Morocco and South Africa to resume ties after 13-year break over Western Sahara

Morocco and South Africa to resume ties after 13-year break over Western Sahara
South African President Jacob Zuma says ties will be restored with Morocco, despite pro-Polisario sentiment remaining strong in his own ANC party.
2 min read
03 December, 2017
Jacob Zuma said diplomatic ties should exist despite differences on Western Sahara [Getty]


South Africa and Morocco will restore diplomatic ties, thirteen years after Rabat withdrew its ambassador to Pretoria, South African President was quoted as saying on Sunday.

The two countries broke ties in 2004, when former South African president Thabo Mbeki chose to recognise the independence of a region in the Western Sahara that Morocco claims as its own.

Morocco considers the Polisario Front, which proclaimed the independence of the Sahrawi Arab Democratic Republic in 1976, as a terrorist organisation.

"Morocco is an African nation and we need to have relations with them," Zuma told South Africa's City Press. "We never had problems with them anyway; they were the first to withdraw diplomatic relations."

Zuma's remarks follow a brief meeting between himself and Morocco's King Mohammed VI on the sidelines of an African Union-European Union summit last week.

"They felt that even if we differ on the Western Sahara issues, the two countries should have a relationship," Zuma said, referring to the stance of Moroccan officials he met with.

The move is part of Morocco's wider diplomatic reintergration with other African nations and bodies that it had shunned due to disagreements over Western Sahara.

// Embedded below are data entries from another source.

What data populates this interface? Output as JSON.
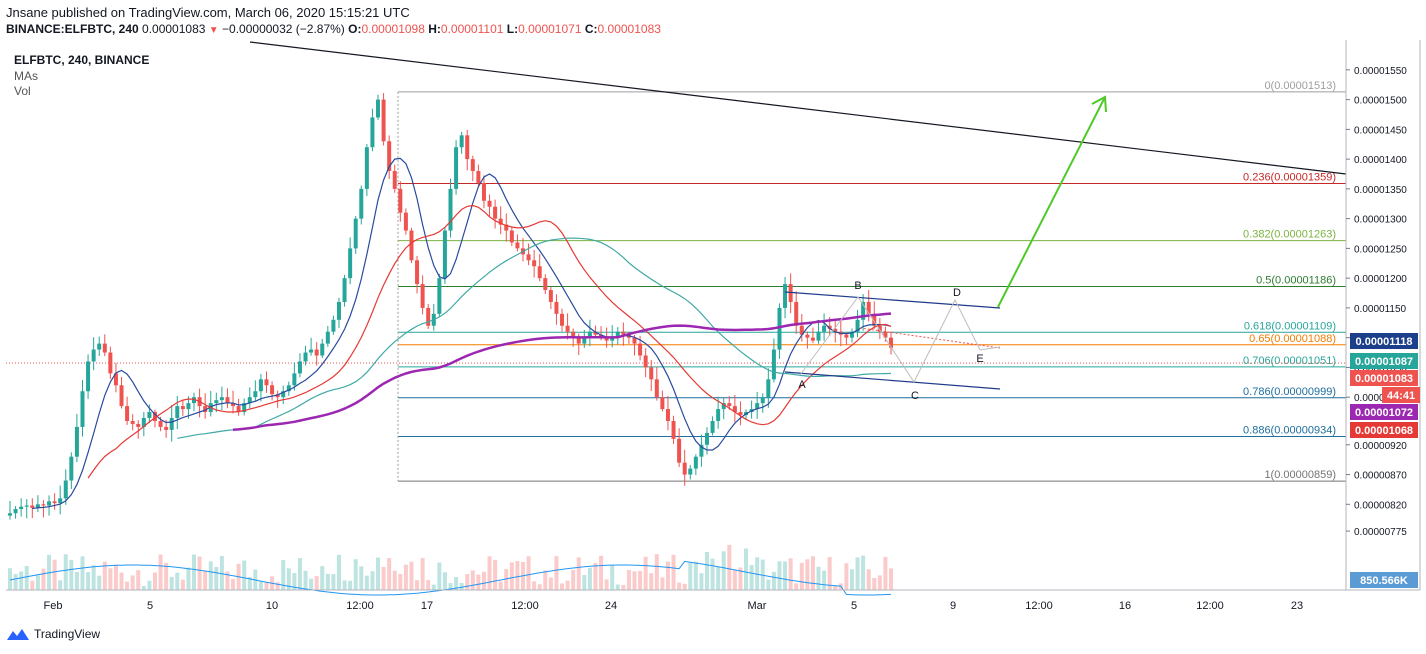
{
  "header": {
    "published": "Jnsane published on TradingView.com, March 06, 2020 15:15:21 UTC",
    "symbol_line": "BINANCE:ELFBTC, 240",
    "last": "0.00001083",
    "change": "−0.00000032 (−2.87%)",
    "o_label": "O:",
    "o": "0.00001098",
    "h_label": "H:",
    "h": "0.00001101",
    "l_label": "L:",
    "l": "0.00001071",
    "c_label": "C:",
    "c": "0.00001083"
  },
  "legend": {
    "symbol": "ELFBTC, 240, BINANCE",
    "mas": "MAs",
    "vol": "Vol"
  },
  "footer": {
    "brand": "TradingView"
  },
  "colors": {
    "up": "#26a69a",
    "down": "#ef5350",
    "ma_fast": "#2a4a9e",
    "ma_mid": "#e53935",
    "ma_slow": "#3fa9a5",
    "ma_long": "#9c27b0",
    "arrow": "#4fc928"
  },
  "chart_data": {
    "type": "candlestick",
    "y_axis": {
      "ticks": [
        "0.00001550",
        "0.00001500",
        "0.00001450",
        "0.00001400",
        "0.00001350",
        "0.00001300",
        "0.00001250",
        "0.00001200",
        "0.00001150",
        "0.00001100",
        "0.00001050",
        "0.00001000",
        "0.00000920",
        "0.00000870",
        "0.00000820",
        "0.00000775"
      ],
      "tick_values": [
        1550,
        1500,
        1450,
        1400,
        1350,
        1300,
        1250,
        1200,
        1150,
        1100,
        1050,
        1000,
        920,
        870,
        820,
        775
      ],
      "scale_note": "prices in satoshi x1e-8",
      "range": [
        760,
        1580
      ]
    },
    "x_axis": {
      "ticks": [
        "Feb",
        "5",
        "10",
        "12:00",
        "17",
        "12:00",
        "24",
        "Mar",
        "5",
        "9",
        "12:00",
        "16",
        "12:00",
        "23"
      ]
    },
    "fibonacci": [
      {
        "label": "0(0.00001513)",
        "value": 1513,
        "color": "#9e9e9e"
      },
      {
        "label": "0.236(0.00001359)",
        "value": 1359,
        "color": "#c62828"
      },
      {
        "label": "0.382(0.00001263)",
        "value": 1263,
        "color": "#7cb342"
      },
      {
        "label": "0.5(0.00001186)",
        "value": 1186,
        "color": "#2e7d32"
      },
      {
        "label": "0.618(0.00001109)",
        "value": 1109,
        "color": "#26a69a"
      },
      {
        "label": "0.65(0.00001088)",
        "value": 1088,
        "color": "#f57c00"
      },
      {
        "label": "0.706(0.00001051)",
        "value": 1051,
        "color": "#26a69a"
      },
      {
        "label": "0.786(0.00000999)",
        "value": 999,
        "color": "#1e6e9e"
      },
      {
        "label": "0.886(0.00000934)",
        "value": 934,
        "color": "#1e6e9e"
      },
      {
        "label": "1(0.00000859)",
        "value": 859,
        "color": "#757575"
      }
    ],
    "price_labels": [
      {
        "text": "0.00001118",
        "bg": "#1b3f8b"
      },
      {
        "text": "0.00001087",
        "bg": "#26a69a"
      },
      {
        "text": "0.00001083",
        "bg": "#ef5350"
      },
      {
        "text": "44:41",
        "bg": "#ef5350"
      },
      {
        "text": "0.00001072",
        "bg": "#9c27b0"
      },
      {
        "text": "0.00001068",
        "bg": "#e53935"
      },
      {
        "text": "850.566K",
        "bg": "#5b9bd5"
      }
    ],
    "pattern_labels": [
      "A",
      "B",
      "C",
      "D",
      "E"
    ],
    "closes": [
      805,
      812,
      816,
      818,
      814,
      820,
      818,
      825,
      822,
      830,
      860,
      900,
      950,
      1010,
      1060,
      1080,
      1090,
      1075,
      1040,
      1020,
      985,
      960,
      955,
      950,
      965,
      975,
      960,
      950,
      945,
      965,
      985,
      980,
      990,
      1000,
      985,
      975,
      990,
      995,
      1000,
      990,
      985,
      975,
      990,
      1000,
      1010,
      1030,
      1020,
      1005,
      1000,
      1010,
      1020,
      1040,
      1060,
      1075,
      1080,
      1070,
      1090,
      1110,
      1130,
      1160,
      1200,
      1250,
      1300,
      1350,
      1420,
      1470,
      1500,
      1430,
      1380,
      1350,
      1310,
      1280,
      1230,
      1190,
      1150,
      1120,
      1140,
      1200,
      1280,
      1350,
      1420,
      1440,
      1400,
      1380,
      1360,
      1330,
      1320,
      1300,
      1290,
      1280,
      1260,
      1250,
      1240,
      1230,
      1220,
      1200,
      1180,
      1160,
      1140,
      1120,
      1110,
      1100,
      1090,
      1100,
      1110,
      1105,
      1100,
      1095,
      1100,
      1110,
      1105,
      1100,
      1090,
      1070,
      1050,
      1030,
      1000,
      980,
      960,
      930,
      890,
      870,
      880,
      900,
      920,
      940,
      960,
      980,
      990,
      985,
      975,
      970,
      975,
      980,
      990,
      1000,
      1030,
      1080,
      1150,
      1190,
      1160,
      1120,
      1105,
      1100,
      1095,
      1110,
      1120,
      1115,
      1110,
      1105,
      1100,
      1110,
      1130,
      1160,
      1140,
      1120,
      1110,
      1100,
      1083
    ]
  }
}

In January, Morocco returned to the African Union, 33 years after it left the body in protest against its acceptance of the Sahrawi Republic as a seperate member.

The announcement by Zuma is unlikely to be received well back in South Africa, where political support for Sahrawi independence remains strong.

Zuma's own African Nation Congress Party has long accused Morocco of occupying the region, with the president having affirmed in a state of the nation address that South Africa supports "self determination and decolonisation for the Western Sahara".